Перемежая маску улыбчивого крестьянского добродушия с маской злости, русский премьер-министр выпускает на волю свои глубочайшие эмоции, и если они не потрясают нас, то потому только, что мы утратили непосредственный контакт с реальностью. На Западе связь между мнением, чувством и телесным движением нарушена. Мы лишились выразительной силы. Хрущев виртуозно пользуется этой силой, демагогически эксплуатируя свое русско-крестьянское происхождение. Эмоции у него всегда наготове, и, хотя он лжет, он имеет перед нами преимущество. Принципы западного либерализма больше не претворяются в эффективное действие. Лишенные выразительной силы, мы благоговейно трепещем перед ней, мы жаждем ее и в то же время боимся. Мы хвалим скучное достоинство наших тихоречивых лидеров, но в глубине души питаем слабость к вспышкам страсти, даже когда эти вспышки притворны и демагогичны. «В растерянности лучшие, а худших / Переполняет бешеная страсть».
Временами Хрущев выходит за грань гоголевского комизма; не всегда в этом человеке можно разглядеть черты симпатичного мошенника, который любит вволю покушать рыбки и масленых блинов. Гоголевский Чичиков на радостях от удачной аферы скачет по комнате вдали от людских очей. Хрущев изображает канкан на глазах у мировой общественности с нутряным весельем злобного гнома. Перед нами человек, которого сложными течениями людских воль вынесло в такое место, откуда рукой подать до власти над миром. В эпоху, когда видные деятели демонстрируют лишь смешанные — вторичные и третичные — цвета из спектра человеческих свойств, он не показывает нам иных цветов, кроме первичных. То ли он выставляет на всеобщее обозрение свои подлинные инстинкты, то ли, как растленный и хитрый старик Карамазов у Достоевского, юродствует, разыгрывая простодушие.

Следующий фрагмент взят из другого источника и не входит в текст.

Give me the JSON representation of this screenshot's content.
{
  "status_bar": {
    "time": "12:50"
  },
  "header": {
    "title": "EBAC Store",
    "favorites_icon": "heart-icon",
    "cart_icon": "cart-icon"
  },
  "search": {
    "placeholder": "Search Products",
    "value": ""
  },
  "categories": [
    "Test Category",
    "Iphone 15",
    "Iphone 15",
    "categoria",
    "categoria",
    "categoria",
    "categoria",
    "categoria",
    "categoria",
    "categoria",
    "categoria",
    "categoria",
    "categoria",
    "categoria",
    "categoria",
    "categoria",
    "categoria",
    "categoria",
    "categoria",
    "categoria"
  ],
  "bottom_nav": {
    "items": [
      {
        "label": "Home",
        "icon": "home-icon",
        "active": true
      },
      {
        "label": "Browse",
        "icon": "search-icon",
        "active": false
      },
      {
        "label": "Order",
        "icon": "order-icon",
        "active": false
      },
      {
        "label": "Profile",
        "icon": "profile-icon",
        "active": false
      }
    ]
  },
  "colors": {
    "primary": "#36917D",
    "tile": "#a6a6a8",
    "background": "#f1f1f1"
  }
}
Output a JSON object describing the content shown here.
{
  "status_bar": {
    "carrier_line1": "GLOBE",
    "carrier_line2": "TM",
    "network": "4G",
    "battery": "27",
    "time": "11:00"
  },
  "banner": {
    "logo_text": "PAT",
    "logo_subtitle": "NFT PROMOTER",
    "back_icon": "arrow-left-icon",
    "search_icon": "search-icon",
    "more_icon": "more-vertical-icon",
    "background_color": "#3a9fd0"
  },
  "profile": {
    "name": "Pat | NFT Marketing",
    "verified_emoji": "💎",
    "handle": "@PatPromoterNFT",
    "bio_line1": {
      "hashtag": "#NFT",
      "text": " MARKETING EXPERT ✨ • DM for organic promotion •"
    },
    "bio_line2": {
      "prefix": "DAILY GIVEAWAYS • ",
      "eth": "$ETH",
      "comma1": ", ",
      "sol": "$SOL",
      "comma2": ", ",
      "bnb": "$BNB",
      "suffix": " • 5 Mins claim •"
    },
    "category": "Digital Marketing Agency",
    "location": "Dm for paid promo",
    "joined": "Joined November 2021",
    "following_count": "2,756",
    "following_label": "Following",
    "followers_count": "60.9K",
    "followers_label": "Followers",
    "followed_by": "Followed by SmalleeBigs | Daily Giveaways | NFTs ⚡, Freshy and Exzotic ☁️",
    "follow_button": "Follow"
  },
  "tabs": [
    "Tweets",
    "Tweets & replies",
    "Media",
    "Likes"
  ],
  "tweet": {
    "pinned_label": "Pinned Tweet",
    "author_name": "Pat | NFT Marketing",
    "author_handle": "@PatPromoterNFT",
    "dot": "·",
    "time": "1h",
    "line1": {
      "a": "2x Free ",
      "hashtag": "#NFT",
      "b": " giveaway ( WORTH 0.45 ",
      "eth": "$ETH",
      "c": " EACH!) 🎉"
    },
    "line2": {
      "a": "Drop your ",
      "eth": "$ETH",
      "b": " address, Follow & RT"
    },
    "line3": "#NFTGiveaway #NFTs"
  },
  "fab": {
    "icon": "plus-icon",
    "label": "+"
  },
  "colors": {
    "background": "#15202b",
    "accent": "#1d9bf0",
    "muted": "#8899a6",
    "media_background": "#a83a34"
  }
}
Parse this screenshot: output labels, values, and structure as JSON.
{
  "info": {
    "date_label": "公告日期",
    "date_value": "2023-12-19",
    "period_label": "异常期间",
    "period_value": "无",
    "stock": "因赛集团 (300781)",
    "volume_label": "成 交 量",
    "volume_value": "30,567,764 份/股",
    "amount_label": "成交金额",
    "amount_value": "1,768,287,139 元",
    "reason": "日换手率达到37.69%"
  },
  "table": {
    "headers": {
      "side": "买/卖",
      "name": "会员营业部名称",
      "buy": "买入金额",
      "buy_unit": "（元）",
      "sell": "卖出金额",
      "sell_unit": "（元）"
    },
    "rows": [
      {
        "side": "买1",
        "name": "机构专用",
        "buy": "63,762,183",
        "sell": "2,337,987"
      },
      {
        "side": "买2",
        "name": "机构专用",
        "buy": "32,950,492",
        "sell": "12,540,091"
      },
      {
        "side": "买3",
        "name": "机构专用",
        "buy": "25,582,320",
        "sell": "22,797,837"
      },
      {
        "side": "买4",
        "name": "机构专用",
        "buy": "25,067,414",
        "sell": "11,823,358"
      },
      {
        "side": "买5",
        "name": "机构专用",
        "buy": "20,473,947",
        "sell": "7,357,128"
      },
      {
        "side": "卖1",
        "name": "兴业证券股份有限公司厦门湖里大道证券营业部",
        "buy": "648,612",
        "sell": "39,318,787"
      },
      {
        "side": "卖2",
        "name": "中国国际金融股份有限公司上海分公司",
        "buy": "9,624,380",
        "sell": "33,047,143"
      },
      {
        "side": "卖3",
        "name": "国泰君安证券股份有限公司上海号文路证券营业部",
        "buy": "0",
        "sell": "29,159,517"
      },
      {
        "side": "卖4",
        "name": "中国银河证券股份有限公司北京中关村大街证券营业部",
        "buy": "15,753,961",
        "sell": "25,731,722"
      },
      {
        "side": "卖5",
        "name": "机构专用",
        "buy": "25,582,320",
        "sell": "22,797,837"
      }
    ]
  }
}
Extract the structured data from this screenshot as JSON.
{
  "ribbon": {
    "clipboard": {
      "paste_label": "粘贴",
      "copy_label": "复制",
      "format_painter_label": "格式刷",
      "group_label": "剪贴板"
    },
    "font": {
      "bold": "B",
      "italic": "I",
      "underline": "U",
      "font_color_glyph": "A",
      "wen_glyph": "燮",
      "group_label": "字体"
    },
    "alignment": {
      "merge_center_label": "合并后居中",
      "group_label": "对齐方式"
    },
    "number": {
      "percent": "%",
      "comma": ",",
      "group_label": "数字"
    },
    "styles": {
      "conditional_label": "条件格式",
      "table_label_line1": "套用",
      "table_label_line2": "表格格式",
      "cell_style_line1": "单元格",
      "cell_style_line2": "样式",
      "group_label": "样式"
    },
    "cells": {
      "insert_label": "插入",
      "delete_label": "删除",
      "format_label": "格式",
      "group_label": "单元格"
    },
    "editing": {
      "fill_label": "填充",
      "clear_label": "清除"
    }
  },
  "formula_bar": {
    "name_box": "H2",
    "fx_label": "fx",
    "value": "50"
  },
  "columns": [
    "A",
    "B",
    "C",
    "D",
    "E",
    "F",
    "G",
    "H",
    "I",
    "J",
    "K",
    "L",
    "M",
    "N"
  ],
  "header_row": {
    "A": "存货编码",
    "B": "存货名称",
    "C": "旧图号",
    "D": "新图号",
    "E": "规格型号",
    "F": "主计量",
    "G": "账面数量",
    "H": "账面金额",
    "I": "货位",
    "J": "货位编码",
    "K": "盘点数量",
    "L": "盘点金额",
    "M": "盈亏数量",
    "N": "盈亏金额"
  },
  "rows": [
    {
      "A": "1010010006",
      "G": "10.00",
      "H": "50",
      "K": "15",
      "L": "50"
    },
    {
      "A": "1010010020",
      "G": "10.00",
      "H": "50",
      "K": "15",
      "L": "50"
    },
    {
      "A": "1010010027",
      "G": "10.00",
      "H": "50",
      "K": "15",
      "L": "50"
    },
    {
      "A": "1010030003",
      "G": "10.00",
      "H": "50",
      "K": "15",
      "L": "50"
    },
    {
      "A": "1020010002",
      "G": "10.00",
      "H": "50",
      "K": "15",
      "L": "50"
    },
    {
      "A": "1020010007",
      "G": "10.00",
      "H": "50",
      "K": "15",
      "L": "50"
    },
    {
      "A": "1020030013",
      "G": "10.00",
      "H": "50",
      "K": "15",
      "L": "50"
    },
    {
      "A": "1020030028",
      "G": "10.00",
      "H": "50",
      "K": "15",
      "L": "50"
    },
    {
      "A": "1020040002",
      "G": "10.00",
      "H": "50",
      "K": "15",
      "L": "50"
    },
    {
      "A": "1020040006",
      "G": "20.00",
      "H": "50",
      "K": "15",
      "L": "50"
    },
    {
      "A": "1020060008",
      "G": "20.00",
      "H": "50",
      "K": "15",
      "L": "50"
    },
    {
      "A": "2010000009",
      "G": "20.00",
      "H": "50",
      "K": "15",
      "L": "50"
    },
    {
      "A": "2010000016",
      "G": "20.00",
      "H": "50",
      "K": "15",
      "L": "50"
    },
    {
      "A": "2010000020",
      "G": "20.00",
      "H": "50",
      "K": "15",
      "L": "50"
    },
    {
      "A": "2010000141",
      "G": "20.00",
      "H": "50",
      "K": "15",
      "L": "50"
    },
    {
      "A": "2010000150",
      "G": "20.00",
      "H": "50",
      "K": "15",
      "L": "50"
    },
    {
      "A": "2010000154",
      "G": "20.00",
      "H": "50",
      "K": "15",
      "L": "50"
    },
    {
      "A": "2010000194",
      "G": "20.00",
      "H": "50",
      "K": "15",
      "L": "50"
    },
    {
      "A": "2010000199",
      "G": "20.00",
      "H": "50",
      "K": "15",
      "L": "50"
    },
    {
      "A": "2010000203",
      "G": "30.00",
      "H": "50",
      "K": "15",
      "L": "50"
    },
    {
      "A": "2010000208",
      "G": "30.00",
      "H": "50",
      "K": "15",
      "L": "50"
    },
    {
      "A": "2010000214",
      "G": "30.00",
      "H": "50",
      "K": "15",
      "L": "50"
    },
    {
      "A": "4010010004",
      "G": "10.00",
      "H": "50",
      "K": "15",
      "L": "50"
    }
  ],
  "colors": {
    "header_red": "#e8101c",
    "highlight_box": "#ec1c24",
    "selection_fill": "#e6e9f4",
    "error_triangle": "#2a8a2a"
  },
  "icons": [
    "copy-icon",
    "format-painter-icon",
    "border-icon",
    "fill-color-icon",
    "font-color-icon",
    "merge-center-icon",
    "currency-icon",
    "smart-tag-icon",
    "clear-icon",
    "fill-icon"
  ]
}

Когда отпадает нужда в обаянии и в подтрунивании, он предстает жестким, своевольным и трудным человеком. Шутливо-презрительно побалакать со Спиросом Скурасом — это для него пара пустяков; в переговорах с хорошо информированными людьми, пытающимися оказывать на него давление, он становится груб и агрессивен — ведь привычка к власти лишила его всякой гибкости. Он, похоже, не умеет играть ни по каким правилам, кроме своих собственных. Природа, история, русский марксизм и, вероятно, более всего то, что он пережил эпоху Сталина, сделали его таким, какой он есть, и другим он сделаться не мог. Фактическое признание своей оплошности, подобное парижскому признанию бывшего президента Эйзенхауэра, — для него вещь немыслимая. Он живет с железной необходимостью никогда не ошибаться. Людей, которые ошиблись, он, возможно, ярче всего помнит лежащими в гробу. Для него черта между невозможным и возможным проведена кровью, и иностранцы, которые этой крови не видят, должно быть, кажутся ему большими чудаками.